As the White House confronts criticism on rising gas prices by touting its energy record, Republicans insist the oil and gas boom has come in spite of administration efforts to cordon off access to resource-rich federal lands and limit off-shore development.
Sen. Lisa Murkowski, Alaska Republican, challenged the administration’s record at a subcommittee hearing Wednesday, citing Interior Department figures showing that oil production is down 14 percent on federal lands and 17 percent from federal waters.
The data bolster what Republicans have said repeatedly, that energy companies are relying on state and private lands to fuel the boom. The figures also appear to refute Interior Secretary Kenneth L. Salazar’s statement at a White House briefing Tuesday on the recent increase in gas prices.
“The fact of the matter is that we are producing more from public lands, both oil and gas, both onshore as well as offshore, than at any time in recent memory,” Mr. Salazar said at the briefing.
“I understand why the administration is working hard to try to explain what it claims is its record, but we have a problem here,” she said. “The administration’s own data is either wrong or this information has not been adequately communicated to the secretary.”
Mr. Abbey acknowledged that “oil production from onshore federal minerals last year is down from previous years,” but added that federal agencies can do little to influence production once the leases are granted to private companies.
“I will say this, though, where industry decides to produce or to develop is up to them. For example, we have 7,000 applications for permits to drill that are not being drilled,” Mr. Abbey said. “We have over 25 million acres of lands we have leased that are not being developed.”
One reason often cited by administration officials is the fall of natural-gas prices, which has reduced the market incentives for industry to drill on its public leases. But Republicans say the administration has created a climate of uncertainty over access to public lands that has discouraged companies from investing in those leases.
They cite the Obama administration’s 2009 cancellation of the Utah energy leases, the Bureau of Land Management’s decision to overhaul its regional management plans, the proposed cutbacks in acreage available for oil-shale development, its opposition to drilling in the Arctic National Wildlife Refuge, proposed increases in mineral royalties, and the nixing of the Keystone XL pipeline.
“All the impetus is for locking away public lands at a time when we need them the most,” said Sean Paige, editor of Monkey-Wrenching America, a newly launched online publication sponsored by Americans for Prosperity. “There’s a correlation between access to public lands and the price you pay at the pump.”

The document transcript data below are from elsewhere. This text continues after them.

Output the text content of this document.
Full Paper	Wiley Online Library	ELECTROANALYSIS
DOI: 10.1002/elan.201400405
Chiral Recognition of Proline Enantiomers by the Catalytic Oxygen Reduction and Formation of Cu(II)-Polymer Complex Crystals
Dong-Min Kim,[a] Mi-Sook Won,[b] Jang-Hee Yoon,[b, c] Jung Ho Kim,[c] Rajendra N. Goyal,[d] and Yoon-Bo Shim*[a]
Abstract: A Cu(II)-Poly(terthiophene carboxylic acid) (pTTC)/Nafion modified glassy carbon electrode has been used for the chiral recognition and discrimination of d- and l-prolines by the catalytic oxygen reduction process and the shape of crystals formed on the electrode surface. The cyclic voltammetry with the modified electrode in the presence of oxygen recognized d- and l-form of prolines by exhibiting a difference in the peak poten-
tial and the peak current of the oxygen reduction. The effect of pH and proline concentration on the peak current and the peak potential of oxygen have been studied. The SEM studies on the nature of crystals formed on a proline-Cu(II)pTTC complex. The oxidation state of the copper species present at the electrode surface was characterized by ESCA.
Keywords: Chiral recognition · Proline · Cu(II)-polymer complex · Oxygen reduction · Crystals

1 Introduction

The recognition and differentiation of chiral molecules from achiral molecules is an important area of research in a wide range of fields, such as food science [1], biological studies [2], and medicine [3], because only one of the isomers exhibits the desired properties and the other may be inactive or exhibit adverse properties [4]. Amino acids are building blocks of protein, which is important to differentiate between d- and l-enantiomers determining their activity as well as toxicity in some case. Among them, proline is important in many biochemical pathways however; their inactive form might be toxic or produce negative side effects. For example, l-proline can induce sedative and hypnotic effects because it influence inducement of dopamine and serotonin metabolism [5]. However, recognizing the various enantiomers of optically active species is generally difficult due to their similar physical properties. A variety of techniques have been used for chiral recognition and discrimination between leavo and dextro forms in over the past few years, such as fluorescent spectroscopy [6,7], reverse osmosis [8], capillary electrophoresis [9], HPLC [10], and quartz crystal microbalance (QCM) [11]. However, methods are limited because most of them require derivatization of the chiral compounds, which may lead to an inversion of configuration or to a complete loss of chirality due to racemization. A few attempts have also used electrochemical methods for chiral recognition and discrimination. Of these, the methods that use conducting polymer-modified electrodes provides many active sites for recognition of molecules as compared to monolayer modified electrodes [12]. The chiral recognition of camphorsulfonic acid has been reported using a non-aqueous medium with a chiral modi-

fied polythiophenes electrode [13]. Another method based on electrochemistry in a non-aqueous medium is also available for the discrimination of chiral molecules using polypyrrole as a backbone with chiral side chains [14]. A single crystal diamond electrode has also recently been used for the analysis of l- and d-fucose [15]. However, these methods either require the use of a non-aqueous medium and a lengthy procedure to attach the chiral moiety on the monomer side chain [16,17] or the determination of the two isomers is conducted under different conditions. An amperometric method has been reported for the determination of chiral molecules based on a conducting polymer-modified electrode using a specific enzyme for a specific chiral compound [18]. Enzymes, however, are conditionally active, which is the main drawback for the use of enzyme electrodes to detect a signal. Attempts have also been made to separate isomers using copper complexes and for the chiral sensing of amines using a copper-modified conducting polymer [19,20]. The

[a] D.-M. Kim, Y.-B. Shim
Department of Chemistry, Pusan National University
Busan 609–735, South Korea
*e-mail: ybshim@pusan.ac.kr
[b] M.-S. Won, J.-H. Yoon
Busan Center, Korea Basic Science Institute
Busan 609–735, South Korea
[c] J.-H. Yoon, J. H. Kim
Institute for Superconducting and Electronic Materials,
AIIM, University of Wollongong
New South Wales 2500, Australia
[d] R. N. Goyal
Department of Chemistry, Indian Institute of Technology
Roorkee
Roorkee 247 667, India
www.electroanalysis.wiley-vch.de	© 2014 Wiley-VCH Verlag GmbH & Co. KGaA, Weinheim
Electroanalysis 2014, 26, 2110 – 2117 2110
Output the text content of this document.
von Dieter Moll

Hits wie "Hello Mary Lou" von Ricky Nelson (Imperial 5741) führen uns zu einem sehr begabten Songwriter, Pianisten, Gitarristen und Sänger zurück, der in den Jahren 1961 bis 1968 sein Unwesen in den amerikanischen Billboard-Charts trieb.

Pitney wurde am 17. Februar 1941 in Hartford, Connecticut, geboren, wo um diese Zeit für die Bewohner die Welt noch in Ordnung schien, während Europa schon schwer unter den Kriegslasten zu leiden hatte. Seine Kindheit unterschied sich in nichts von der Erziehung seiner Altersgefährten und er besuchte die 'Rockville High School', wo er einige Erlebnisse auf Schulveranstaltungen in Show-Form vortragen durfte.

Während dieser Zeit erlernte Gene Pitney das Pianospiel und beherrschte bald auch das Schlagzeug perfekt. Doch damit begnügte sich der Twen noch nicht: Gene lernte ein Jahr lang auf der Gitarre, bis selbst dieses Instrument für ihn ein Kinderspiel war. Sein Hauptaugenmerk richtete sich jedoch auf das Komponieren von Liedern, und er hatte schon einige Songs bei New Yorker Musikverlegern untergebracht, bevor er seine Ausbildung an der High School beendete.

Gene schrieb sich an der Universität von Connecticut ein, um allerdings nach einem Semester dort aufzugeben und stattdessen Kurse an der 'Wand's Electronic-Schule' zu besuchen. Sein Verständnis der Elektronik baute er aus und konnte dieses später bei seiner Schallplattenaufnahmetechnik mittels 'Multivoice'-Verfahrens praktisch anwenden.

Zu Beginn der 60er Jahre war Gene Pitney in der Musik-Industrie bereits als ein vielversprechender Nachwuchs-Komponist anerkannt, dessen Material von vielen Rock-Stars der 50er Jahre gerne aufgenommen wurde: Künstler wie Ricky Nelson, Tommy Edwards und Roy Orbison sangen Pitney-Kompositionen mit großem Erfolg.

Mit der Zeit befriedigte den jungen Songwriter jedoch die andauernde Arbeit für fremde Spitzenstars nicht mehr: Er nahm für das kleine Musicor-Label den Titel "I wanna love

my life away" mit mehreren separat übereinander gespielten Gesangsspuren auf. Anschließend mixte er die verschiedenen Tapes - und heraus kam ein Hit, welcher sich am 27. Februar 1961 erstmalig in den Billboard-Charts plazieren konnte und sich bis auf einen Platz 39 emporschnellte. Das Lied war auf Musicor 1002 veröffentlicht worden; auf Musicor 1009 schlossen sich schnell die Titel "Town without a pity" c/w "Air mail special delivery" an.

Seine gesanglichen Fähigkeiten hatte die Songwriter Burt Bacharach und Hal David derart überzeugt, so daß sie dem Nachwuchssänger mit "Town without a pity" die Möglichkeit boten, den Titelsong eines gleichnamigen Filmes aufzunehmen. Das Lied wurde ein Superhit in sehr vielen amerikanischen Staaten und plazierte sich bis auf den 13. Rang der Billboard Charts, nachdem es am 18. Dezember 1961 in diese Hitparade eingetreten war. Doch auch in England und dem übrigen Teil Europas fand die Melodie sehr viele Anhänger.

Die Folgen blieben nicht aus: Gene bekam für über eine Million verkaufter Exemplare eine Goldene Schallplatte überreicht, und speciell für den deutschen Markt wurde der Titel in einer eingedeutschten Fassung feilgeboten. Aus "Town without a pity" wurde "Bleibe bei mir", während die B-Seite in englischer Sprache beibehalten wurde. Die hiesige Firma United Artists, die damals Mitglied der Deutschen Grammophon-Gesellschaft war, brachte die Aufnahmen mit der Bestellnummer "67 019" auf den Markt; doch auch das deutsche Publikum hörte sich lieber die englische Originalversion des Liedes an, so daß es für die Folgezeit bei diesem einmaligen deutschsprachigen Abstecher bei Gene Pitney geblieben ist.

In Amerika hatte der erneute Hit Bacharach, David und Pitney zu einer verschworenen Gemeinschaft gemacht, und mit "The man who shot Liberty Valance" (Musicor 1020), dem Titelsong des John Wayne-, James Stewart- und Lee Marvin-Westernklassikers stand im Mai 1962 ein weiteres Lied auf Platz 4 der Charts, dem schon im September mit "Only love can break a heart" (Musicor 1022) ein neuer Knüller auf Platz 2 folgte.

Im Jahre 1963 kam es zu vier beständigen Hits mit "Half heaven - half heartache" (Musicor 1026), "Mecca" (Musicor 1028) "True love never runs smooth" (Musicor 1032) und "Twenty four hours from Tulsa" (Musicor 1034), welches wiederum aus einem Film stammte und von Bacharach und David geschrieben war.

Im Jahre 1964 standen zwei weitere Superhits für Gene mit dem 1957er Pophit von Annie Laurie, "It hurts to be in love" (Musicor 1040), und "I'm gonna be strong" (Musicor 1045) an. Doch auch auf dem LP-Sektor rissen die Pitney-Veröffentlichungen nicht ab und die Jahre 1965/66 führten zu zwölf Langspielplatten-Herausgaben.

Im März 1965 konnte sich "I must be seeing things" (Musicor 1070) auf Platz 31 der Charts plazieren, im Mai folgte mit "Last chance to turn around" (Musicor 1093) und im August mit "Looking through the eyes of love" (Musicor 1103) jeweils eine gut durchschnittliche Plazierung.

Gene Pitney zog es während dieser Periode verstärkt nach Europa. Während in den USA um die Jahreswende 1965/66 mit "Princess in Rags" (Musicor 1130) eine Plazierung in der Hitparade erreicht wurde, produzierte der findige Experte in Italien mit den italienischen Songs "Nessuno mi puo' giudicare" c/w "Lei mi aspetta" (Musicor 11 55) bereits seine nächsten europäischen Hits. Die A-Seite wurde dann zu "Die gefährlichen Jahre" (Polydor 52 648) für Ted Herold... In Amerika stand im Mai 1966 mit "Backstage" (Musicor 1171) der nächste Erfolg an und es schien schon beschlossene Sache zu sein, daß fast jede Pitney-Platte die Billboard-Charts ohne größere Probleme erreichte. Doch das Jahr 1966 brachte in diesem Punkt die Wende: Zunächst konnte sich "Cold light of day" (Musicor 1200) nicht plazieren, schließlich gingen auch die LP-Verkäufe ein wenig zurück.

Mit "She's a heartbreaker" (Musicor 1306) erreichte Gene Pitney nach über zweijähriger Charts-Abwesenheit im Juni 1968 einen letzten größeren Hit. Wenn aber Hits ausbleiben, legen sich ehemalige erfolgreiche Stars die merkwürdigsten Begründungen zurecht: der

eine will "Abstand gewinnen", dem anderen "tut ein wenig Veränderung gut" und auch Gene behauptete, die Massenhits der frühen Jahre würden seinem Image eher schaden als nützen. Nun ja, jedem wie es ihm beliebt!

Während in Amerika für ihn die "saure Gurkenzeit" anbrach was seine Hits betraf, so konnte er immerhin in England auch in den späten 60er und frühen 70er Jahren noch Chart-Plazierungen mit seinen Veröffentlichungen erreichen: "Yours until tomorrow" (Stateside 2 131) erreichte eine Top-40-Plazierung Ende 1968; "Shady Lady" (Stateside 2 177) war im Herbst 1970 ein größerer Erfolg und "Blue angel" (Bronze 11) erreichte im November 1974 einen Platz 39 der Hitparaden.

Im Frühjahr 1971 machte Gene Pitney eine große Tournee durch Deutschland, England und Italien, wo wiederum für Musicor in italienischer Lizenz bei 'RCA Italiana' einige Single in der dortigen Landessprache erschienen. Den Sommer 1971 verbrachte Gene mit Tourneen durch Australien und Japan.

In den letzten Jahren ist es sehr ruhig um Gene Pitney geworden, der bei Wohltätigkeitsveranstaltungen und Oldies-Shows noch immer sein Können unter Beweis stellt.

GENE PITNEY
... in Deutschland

The president has been promoting his energy stances as surveys show rising prices at the gas pump have eroded his approval rating. Last week, he reiterated his support for ending tax credits on energy development and attacked oil-company profits, though administration critics have asked how ending a subsidy for any product would lower its price or encourage that good’s production.
“We don’t need to subsidize oil companies when they’re doing this well,” Mr. Obama said.
The White House released its “Blueprint for a Secure Energy Future” progress report Monday, which found that energy production has increased every year since the president took office in 2009. The use of renewable energy such as wind and solar power has doubled since 2008, the report said.